POLIZIA E GRUPPI SANDINISTI UCCIDONO ALMENO 11 MANIFESTANTI A MANAGUA


MANAGUA.Almeno 11 morti,decinediferitieun clima di terrore che ha portato la Chiesa a sospendere sine die il “dialogo nazionale” per porre fine alla crisi politica: questo il bilancio della brutale repressione messa in atto mercoledì dalle forze dell’ordine e gruppi armati sandinisti contro la marcia organizzata a Managua in omaggio alle madri delle vittime per le proteste anti-governative.

E’ stata la “madre di tutte le marce”, in tutti i sensi: perché convocata nella Festa della Mamma dall’associazione delle Madri di Aprile - cioè le madri degli almeno 80 nicaraguensi uccisi nelle manifestazioni che si susseguono da più di un mese - ma soprattutto perché ha riunito centinaia di migliaia di persone, che hanno sfilato in un corteo lungo oltre 5 km nel centro della capitale del paese. La manifestazione si è svolta senza nessun incidente, ma intorno alle 17, quando la gente stava cominciando a tornare a casa, è iniziata la repressione delle unità antisommossa e dei gruppi irregolari.

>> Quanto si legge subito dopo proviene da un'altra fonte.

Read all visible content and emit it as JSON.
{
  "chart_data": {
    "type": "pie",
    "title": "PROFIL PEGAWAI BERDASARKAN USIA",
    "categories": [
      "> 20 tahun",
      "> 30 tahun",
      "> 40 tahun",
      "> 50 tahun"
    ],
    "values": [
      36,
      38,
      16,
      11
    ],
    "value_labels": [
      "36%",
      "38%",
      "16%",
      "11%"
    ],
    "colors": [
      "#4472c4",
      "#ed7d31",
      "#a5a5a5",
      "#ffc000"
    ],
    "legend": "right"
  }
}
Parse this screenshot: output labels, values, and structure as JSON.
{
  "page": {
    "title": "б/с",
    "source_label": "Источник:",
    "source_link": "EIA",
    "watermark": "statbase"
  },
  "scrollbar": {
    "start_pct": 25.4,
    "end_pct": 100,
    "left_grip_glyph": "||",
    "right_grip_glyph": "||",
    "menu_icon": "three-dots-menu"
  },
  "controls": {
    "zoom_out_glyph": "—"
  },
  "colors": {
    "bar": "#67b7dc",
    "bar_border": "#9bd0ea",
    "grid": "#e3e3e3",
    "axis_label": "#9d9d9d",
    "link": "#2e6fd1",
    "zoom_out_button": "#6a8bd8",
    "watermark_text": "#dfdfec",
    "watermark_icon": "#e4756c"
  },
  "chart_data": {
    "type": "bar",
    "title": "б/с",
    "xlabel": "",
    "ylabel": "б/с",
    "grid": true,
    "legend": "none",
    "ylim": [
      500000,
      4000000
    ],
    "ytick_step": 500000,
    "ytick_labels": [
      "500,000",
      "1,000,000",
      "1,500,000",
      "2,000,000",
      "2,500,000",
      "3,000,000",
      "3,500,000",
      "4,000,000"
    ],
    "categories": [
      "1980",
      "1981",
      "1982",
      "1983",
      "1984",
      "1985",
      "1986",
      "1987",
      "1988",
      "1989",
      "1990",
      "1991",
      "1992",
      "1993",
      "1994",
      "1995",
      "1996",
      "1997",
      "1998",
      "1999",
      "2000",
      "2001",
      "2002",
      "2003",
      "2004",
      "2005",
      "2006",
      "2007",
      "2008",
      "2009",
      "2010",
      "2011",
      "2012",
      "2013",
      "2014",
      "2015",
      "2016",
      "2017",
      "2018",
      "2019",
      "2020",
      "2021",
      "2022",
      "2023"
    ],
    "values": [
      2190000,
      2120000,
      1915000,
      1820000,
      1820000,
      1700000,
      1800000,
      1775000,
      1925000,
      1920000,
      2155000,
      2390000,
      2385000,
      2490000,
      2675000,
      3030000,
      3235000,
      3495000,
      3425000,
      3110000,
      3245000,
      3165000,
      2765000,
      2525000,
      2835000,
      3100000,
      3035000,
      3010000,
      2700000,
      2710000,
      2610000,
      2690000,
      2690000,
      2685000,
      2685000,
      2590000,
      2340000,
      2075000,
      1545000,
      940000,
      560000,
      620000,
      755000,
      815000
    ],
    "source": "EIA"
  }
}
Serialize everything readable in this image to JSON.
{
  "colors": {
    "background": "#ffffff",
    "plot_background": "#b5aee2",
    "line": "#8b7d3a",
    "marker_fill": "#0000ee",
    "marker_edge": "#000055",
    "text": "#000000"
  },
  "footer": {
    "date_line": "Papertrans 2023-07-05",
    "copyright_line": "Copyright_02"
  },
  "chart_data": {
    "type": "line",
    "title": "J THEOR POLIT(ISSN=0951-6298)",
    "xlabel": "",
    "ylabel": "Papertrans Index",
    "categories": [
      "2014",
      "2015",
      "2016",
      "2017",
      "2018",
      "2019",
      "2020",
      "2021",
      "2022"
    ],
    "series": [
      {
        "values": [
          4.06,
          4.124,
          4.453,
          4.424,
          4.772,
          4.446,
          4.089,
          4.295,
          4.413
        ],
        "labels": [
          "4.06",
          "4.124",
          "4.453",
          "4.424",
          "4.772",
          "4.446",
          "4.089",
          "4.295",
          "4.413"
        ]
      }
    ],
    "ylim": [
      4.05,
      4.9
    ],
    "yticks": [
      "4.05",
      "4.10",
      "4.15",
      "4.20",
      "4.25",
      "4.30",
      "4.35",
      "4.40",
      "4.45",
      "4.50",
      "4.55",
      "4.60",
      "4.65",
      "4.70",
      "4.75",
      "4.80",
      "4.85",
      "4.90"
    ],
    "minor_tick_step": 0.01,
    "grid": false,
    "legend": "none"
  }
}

Mentre sui social si moltiplicavano i messaggi di allarme, migliaia di manifestanti hanno cercato rifugio nella sede delle università e nella cattedrale e dagli ospedali cominciavano ad arrivare i bollettini delle vittime. La repressione, a sua volta, ha provocato nuove proteste che si sono estese ad altri punti del paese, e che sono andate avanti tutta la notte.

Ieri la prima a prendere posizione è stata la Conferenza episcopale, che ha annunciato la sospensione del “dialogo nazionale” lanciato da Ortega - di cui è mediatore e testimone - “fin quando si continuerà a negare al popolo nicaraguense il diritto a manifestare pacificamente, e il popolo continuerà ad essere represso ed assassinato”.

In un durissimo comunicato, i vescovi hanno “condannato energicamente” quella che hanno definito una “aggressione organizzata e sistematica contro il popolo” da parte di “gruppi che appoggiano il governo” e che hanno agito con “violenza inumana”.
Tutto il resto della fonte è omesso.